Şimdi savunma sanayii üzerinden bizi suçlamaya çalışıyorlar. Savunma sanayii, siyasi partiler ortasında bir hengame problemi değildir. Savunma sanayii, siyaset dışında, bir devletin savunma alanında güçlü olması için yatırımları yapmaktır. Bu bahiste birinci ve en değerli adımı atan, merhum Ecevit, gerisinden da Turgut Özal’dır. Zira Savunma Sanayii Fonu’nu kurarak bu alanda bir çığır açtı. Şöyle bir propaganda yapıyorlar; ‘Sakın onlara oy vermeyin. Gelince bunlar İHA’ları sökecekler, kaldıracaklar’. Hayır efendim, senden çok daha düzgününü yapacağız. Göreceksin sen. Sen, kalktın, Tank Palet Fabrikası’nı Katar ordusuna verdin. Onu da alacağız, ulu ordumuza vereceğiz; hiç kimse kaygı etmesin. Dünyada hastanesi olmayan tek ordu, Türk Silahlı Kuvvetleri’dir. Bütün askeri hastaneleri kapattılar, başta GATA olmak üzere. Bütün askeri hastaneleri açacağız ve ordumuza teslim edeceğiz.

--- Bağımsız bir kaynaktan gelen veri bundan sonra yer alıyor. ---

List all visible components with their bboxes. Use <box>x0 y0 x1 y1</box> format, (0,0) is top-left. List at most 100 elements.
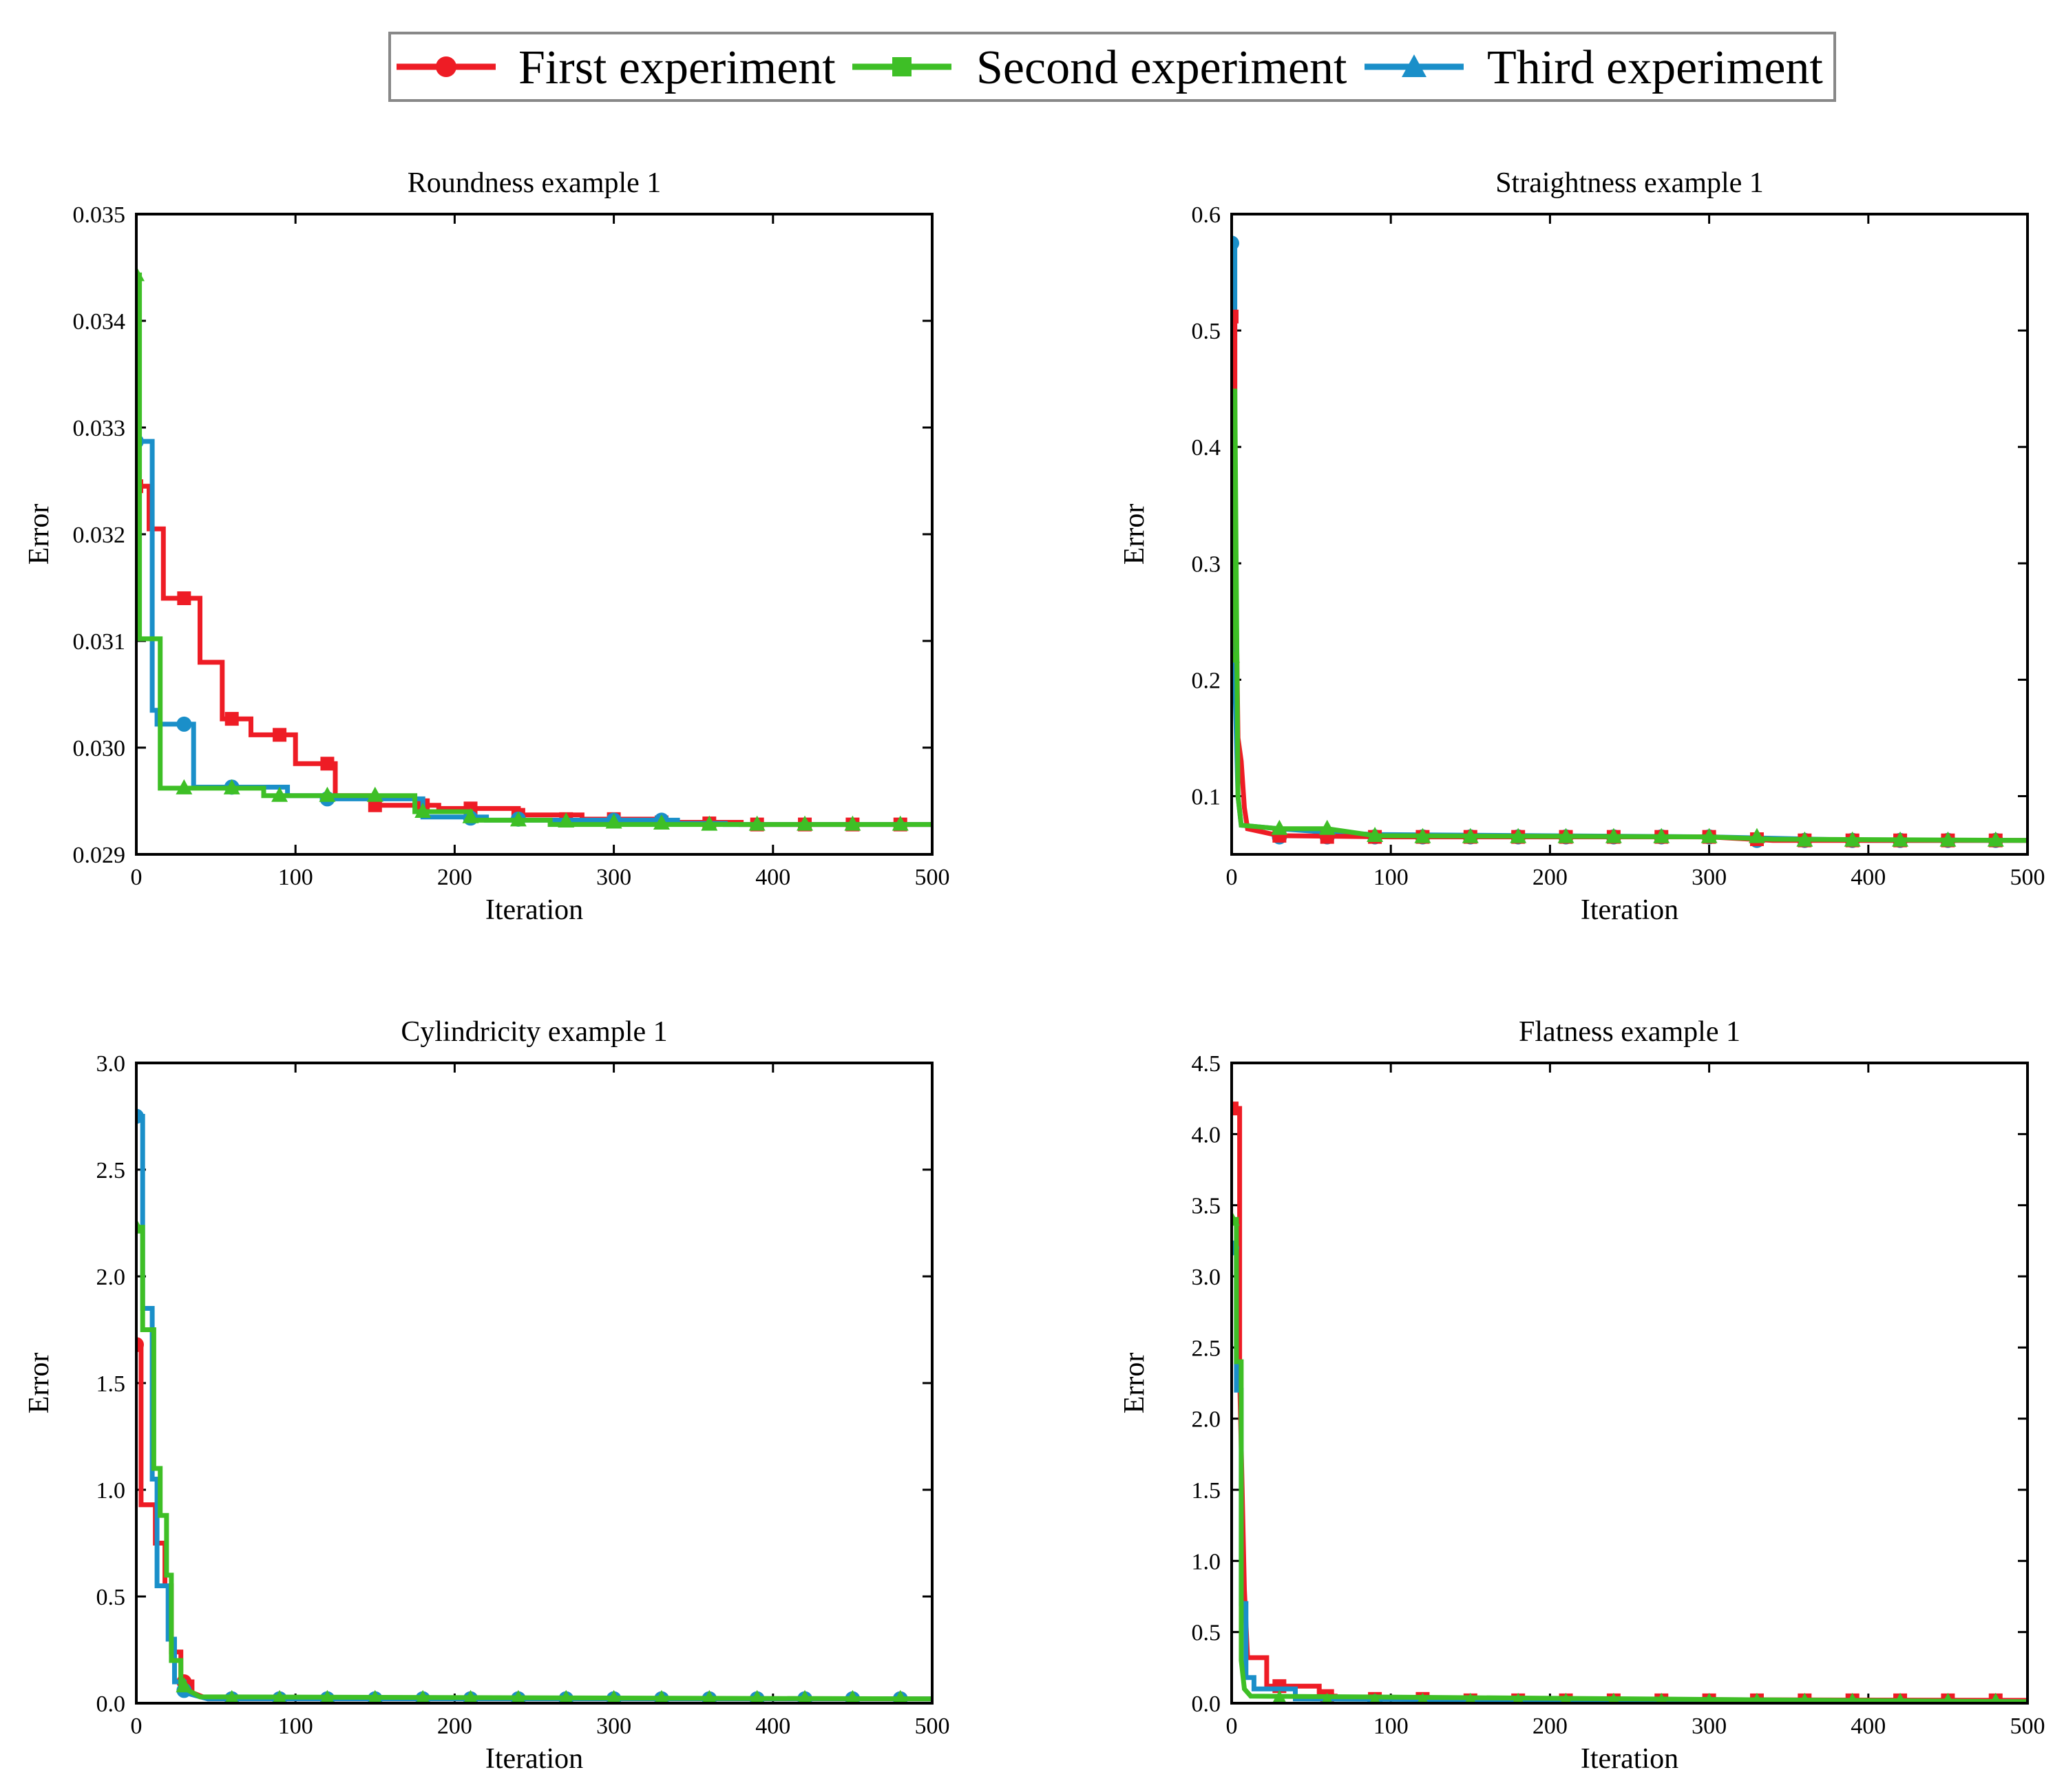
data-point <box>797 815 814 831</box>
x-tick-label: 100 <box>278 865 313 890</box>
x-tick-label: 300 <box>1692 1714 1727 1739</box>
y-tick-label: 3.0 <box>96 1051 126 1077</box>
series-line-3 <box>1232 388 2028 843</box>
data-point <box>702 1689 717 1703</box>
x-tick-label: 500 <box>2010 1714 2045 1739</box>
data-point <box>1656 1692 1667 1703</box>
data-point <box>1232 235 1239 251</box>
data-point <box>1272 1689 1287 1703</box>
data-point <box>1557 828 1575 843</box>
legend-entry-second: Second experiment <box>852 41 1347 94</box>
data-point <box>1232 309 1239 324</box>
data-point <box>1894 1692 1906 1703</box>
data-point <box>653 814 670 830</box>
y-tick-label: 0.6 <box>1192 202 1221 228</box>
data-point <box>1987 831 2004 847</box>
data-point <box>844 815 861 831</box>
data-point <box>797 1689 812 1703</box>
plot-area <box>1232 1063 2028 1703</box>
data-point <box>319 1689 335 1703</box>
legend: First experiment Second experiment Third… <box>388 32 1836 102</box>
chart-title: Straightness example 1 <box>1495 167 1764 199</box>
y-tick-label: 0.030 <box>73 736 126 761</box>
data-point <box>176 1677 193 1693</box>
x-tick-label: 0 <box>131 1714 143 1739</box>
x-tick-label: 500 <box>915 1714 950 1739</box>
chart-title: Flatness example 1 <box>1519 1016 1740 1048</box>
data-point <box>511 1689 526 1703</box>
data-point <box>1414 828 1431 843</box>
x-tick-label: 0 <box>131 865 143 890</box>
data-point <box>1464 1692 1477 1703</box>
x-axis-label: Iteration <box>1581 1743 1678 1775</box>
y-tick-label: 2.5 <box>96 1158 126 1183</box>
series-line-3 <box>136 272 932 828</box>
x-axis-label: Iteration <box>1581 894 1678 926</box>
data-point <box>1844 831 1861 847</box>
y-tick-label: 0.5 <box>1192 1621 1221 1646</box>
series-group <box>1232 1101 2028 1703</box>
y-tick-label: 0.031 <box>73 629 126 655</box>
legend-marker-third <box>1402 54 1426 77</box>
y-axis-label: Error <box>23 1353 55 1414</box>
y-tick-label: 2.0 <box>96 1265 126 1290</box>
y-tick-label: 4.0 <box>1192 1122 1221 1148</box>
data-point <box>1846 1692 1858 1703</box>
series-group <box>136 1108 933 1703</box>
y-tick-label: 0.1 <box>1192 784 1221 810</box>
x-tick-label: 200 <box>1533 865 1568 890</box>
series-line-3 <box>1232 1216 2028 1703</box>
data-point <box>136 1108 144 1124</box>
x-tick-label: 100 <box>1373 865 1409 890</box>
x-tick-label: 400 <box>1851 1714 1886 1739</box>
plot-area <box>136 1063 932 1703</box>
x-tick-label: 400 <box>755 1714 790 1739</box>
y-tick-label: 0.4 <box>1192 435 1221 461</box>
data-point <box>1321 1692 1333 1703</box>
data-point <box>223 779 240 794</box>
data-point <box>1608 1692 1620 1703</box>
legend-label-second: Second experiment <box>976 41 1347 94</box>
x-tick-label: 200 <box>437 865 472 890</box>
x-tick-label: 300 <box>1692 865 1727 890</box>
y-tick-label: 1.0 <box>1192 1549 1221 1574</box>
data-point <box>1653 828 1670 843</box>
data-point <box>1751 1692 1763 1703</box>
data-point <box>176 779 193 794</box>
chart-title: Roundness example 1 <box>408 167 662 199</box>
series-group <box>1232 235 2028 848</box>
chart-straightness: Straightness example 1 0 100 200 300 400 500 0.… <box>1119 167 2045 926</box>
plot-area <box>1232 214 2028 854</box>
data-point <box>607 1689 622 1703</box>
x-tick-label: 500 <box>915 865 950 890</box>
y-axis-label: Error <box>1119 1353 1150 1414</box>
data-point <box>1367 826 1384 842</box>
data-point <box>1417 1692 1429 1703</box>
data-point <box>701 815 718 831</box>
data-point <box>462 808 479 823</box>
data-point <box>1232 647 1240 663</box>
data-point <box>176 716 192 732</box>
y-tick-label: 1.5 <box>96 1371 126 1397</box>
y-tick-label: 0.5 <box>1192 319 1221 344</box>
data-point <box>1892 831 1909 847</box>
data-point <box>654 1689 669 1703</box>
data-point <box>1232 1101 1239 1116</box>
data-point <box>224 1689 240 1703</box>
data-point <box>1700 828 1718 843</box>
data-point <box>750 1689 765 1703</box>
data-point <box>1369 1692 1381 1703</box>
data-point <box>1462 828 1479 843</box>
y-tick-label: 2.5 <box>1192 1336 1221 1361</box>
y-tick-label: 0.3 <box>1192 551 1221 577</box>
y-tick-label: 2.0 <box>1192 1407 1221 1433</box>
x-tick-label: 0 <box>1226 865 1238 890</box>
x-tick-label: 400 <box>755 865 790 890</box>
data-point <box>509 811 527 827</box>
y-tick-label: 0.032 <box>73 523 126 548</box>
legend-frame <box>388 32 1836 102</box>
y-axis-label: Error <box>1119 504 1150 565</box>
data-point <box>1510 828 1527 843</box>
data-point <box>558 1689 573 1703</box>
data-point <box>224 712 239 726</box>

“SİZİN SEÇTİĞİNİZ CUMHURBAŞKANI, PUTİN’İN KAPISINDA DAKİKALARCA BEKLEMEYECEKTİR”

Sizin seçeceğiniz Cumhurbaşkanı, hiçbir güç karşısında diz çökmeyecektir. 34 askerimiz Suriye’de şehit edildiği vakit, Rus askerleri vurduğu vakit, sizin seçtiğiniz Cumhurbaşkanı, Putin’in kapısında dakikalarca beklemeyecektir. ‘Niçin öldürdünüz’ diye hesabını soracaktır. Sizin seçeceğiniz Cumhurbaşkanı, malvarlığı münasebetiyle hiçbir güç tarafından tehdit edilemeyecektir. Trump diyordu ya ‘Beni kızdırma, malvarlığını açıklarım’. Bizimkinde tık yok. Bay Kemal olsaydı ne sıkıntısı? ‘Açıklamazsanız namertsiniz’ sıkıntısı. O nedenle birileri, kalkıp da bize milliyetçilik dersi vermesin.

“SAĞ ELİN VERDİĞİNİ SOL EL GÖRMEMELİ. BAYAN EZİLMEMELİ TOPLUMDA”

Fakir ailelerde acıyı en çok çeken bayandır. Şayet konutta yeteri kadar gelir yoksa, evladını okula gönderirken beslenme çantasına koyacak bir şey bulamıyorsa anne büyük dram yaşar. Münasebetiyle annenin bu dramını, ona yardım paketi göndererek çözmek değil, tam aksine ona bir bankada hesap açmak, Aile Dayanakları Sigortası’yla ona nizamlı bir gelir sağlamak… O da personel üzere, memur üzere gitmeli, aylığını çekmeli ve çoluk çocuğunun rızkını sağlamalı. Sağ elin verdiğini sol el görmemeli. Bayan ezilmemeli toplumda. Türkiye coğrafyasında okula giderken beslenme çantasına son. Gidecekler, okulda sularını, sütlerini, yemeklerini bütün akranlarıyla bir arada yiyecekler. Siz, ‘Okulda çocuğumuzun karnı doyuyor’ diyeceksiniz. Bizim belediye liderlerimizin bir kısmı bunu yapıyor aslında. Üzerinde belediyelerin ismi dahi yazmıyor. Karanlığın sonunda güneşi doğuracak olan sizlersiniz. Daima bir arada yapacağız. Bu ülkeye huzur gelecek.”